The danger you run if you don’t delete Radar Covid from your mobile as quickly as you can

by time news

shelf life covid radarhas come to an end. The ‘app’ developed by the Secretary of State for Digitization and Artificial Intelligence (Ready), who aspired in the hardest months to make a difference in the fight against the pandemic, not functional since last weekend.

Since last Sunday, before for those users who downloaded the latest update of the application, the ‘app’ has stopped allowing the sharing of positive codes by Covid; nor does it notify any Internet user that they have been exposed to the virus. Bearing this in mind, at this point, the platform it only takes up space on your mobile device: absolutely useless.

In the future, keeping the ‘app’ installed could get you in trouble in case a malicious third party finds security bugs inside to penetrate your mobile device. And it is that, if the application is no longer useful for anything, it will not have supervision of any kind from next November, when the contract closed in the fall of 2020 between the Government and Indra for its maintenance ends.

Josep Albors, head of research and awareness of the cybersecurity company ESET points out in a conversation with ABC that, indeed, “the risk of a security hole being found in the application exists”, therefore, recommends all users to uninstall it as soon as possible.

The expert also points out that trying to limit the number of applications that we have installed on the terminal is a basic security measure: it makes no sense to maintain a platform that we do not use, since we cannot know for sure if malicious third parties know of any hole through which to steal personal information from the Internet user. In the case of Radar Covid the danger may be even greatersince, in principle, soon there will be no one waiting for the maintenance of the tool.

an absolute failure

During its lifetime, Radar Covid has failed miserably in its attempt to make a difference -even a minimal one- in the fight against the pandemic. After a promising pilot test on the island of La Gomera in the early summer of 2020, it did not take long for the tool to break down due to the little interest aroused in the user and the low participation by the different autonomies, in charge of giving Internet users with Covid the necessary codes to report positives.

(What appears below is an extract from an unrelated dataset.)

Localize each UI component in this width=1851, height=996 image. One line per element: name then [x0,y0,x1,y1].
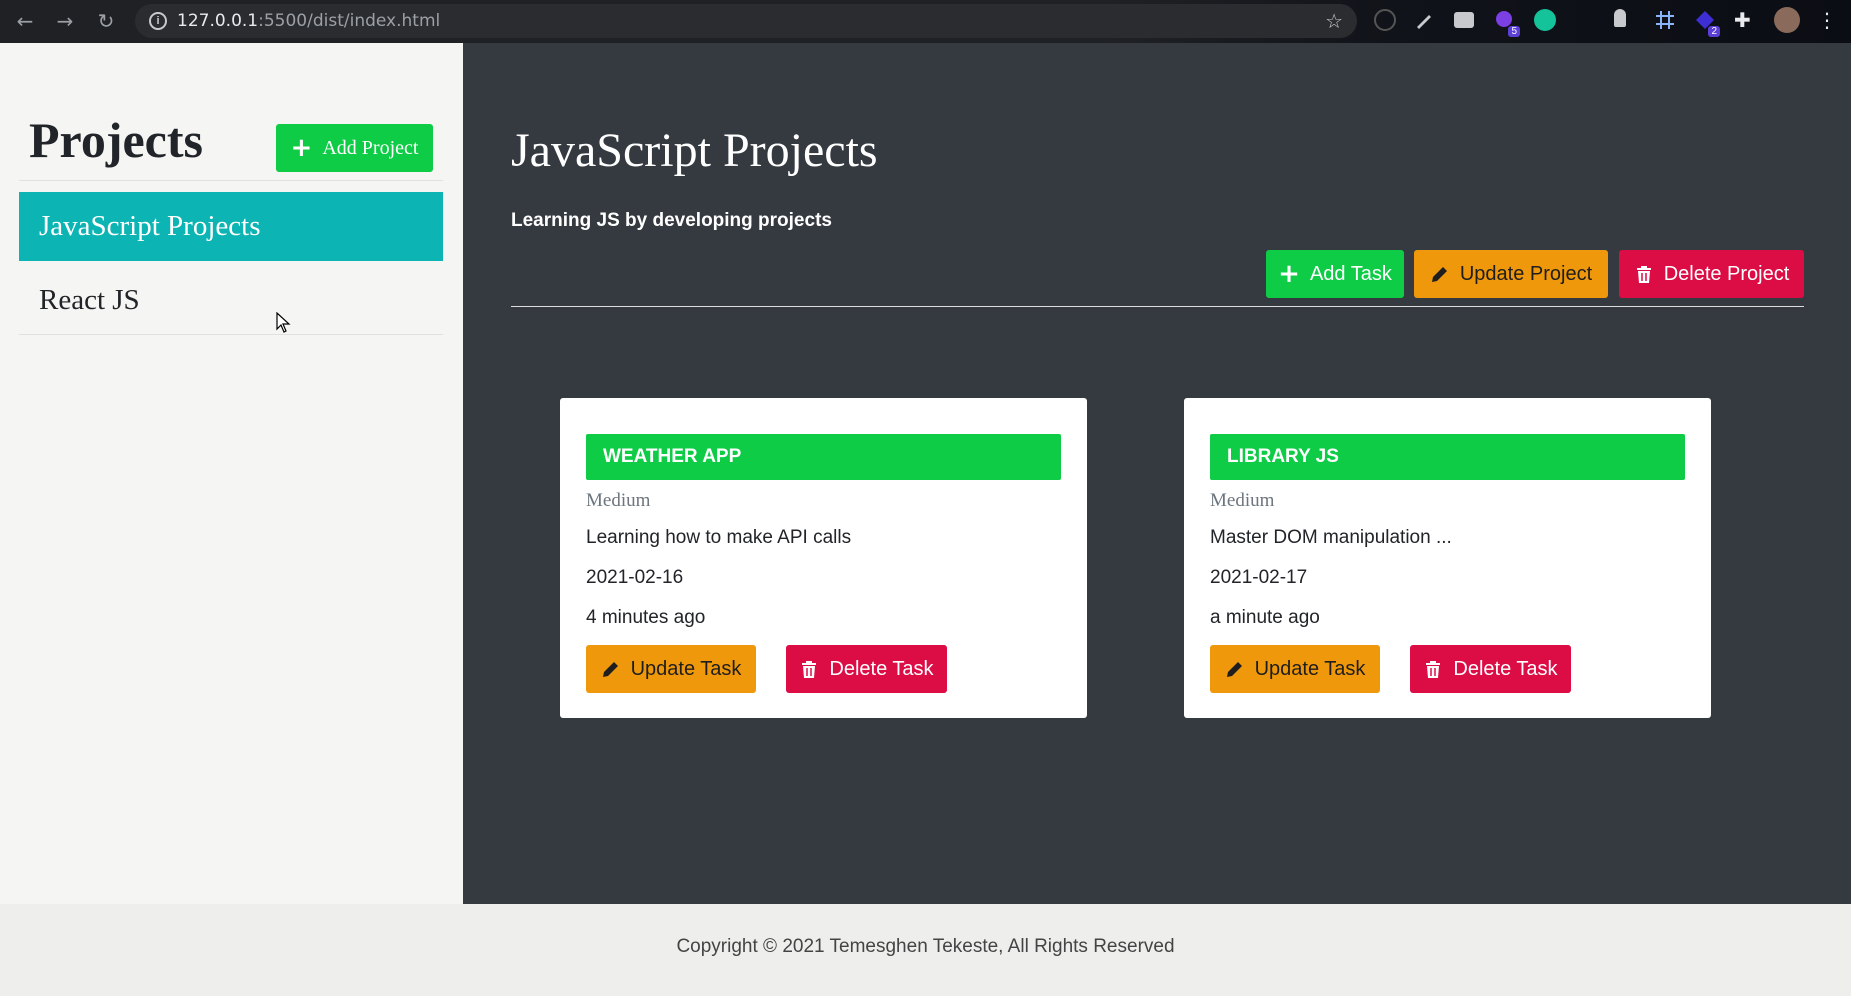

In two years, the ‘app’ has been downloaded 8.6 million times -which does not imply that it has been used by 8.6 million people-. During that time it has been used for 124,555 codes. That is, just 1% of the total Covid cases registered in the country since the summer of 2020.

Bearing in mind that the State paid close to 4.2 million euros in terms of development, publicity and maintenance, the Spanish It has cost them about 30 euros each of the codes entered.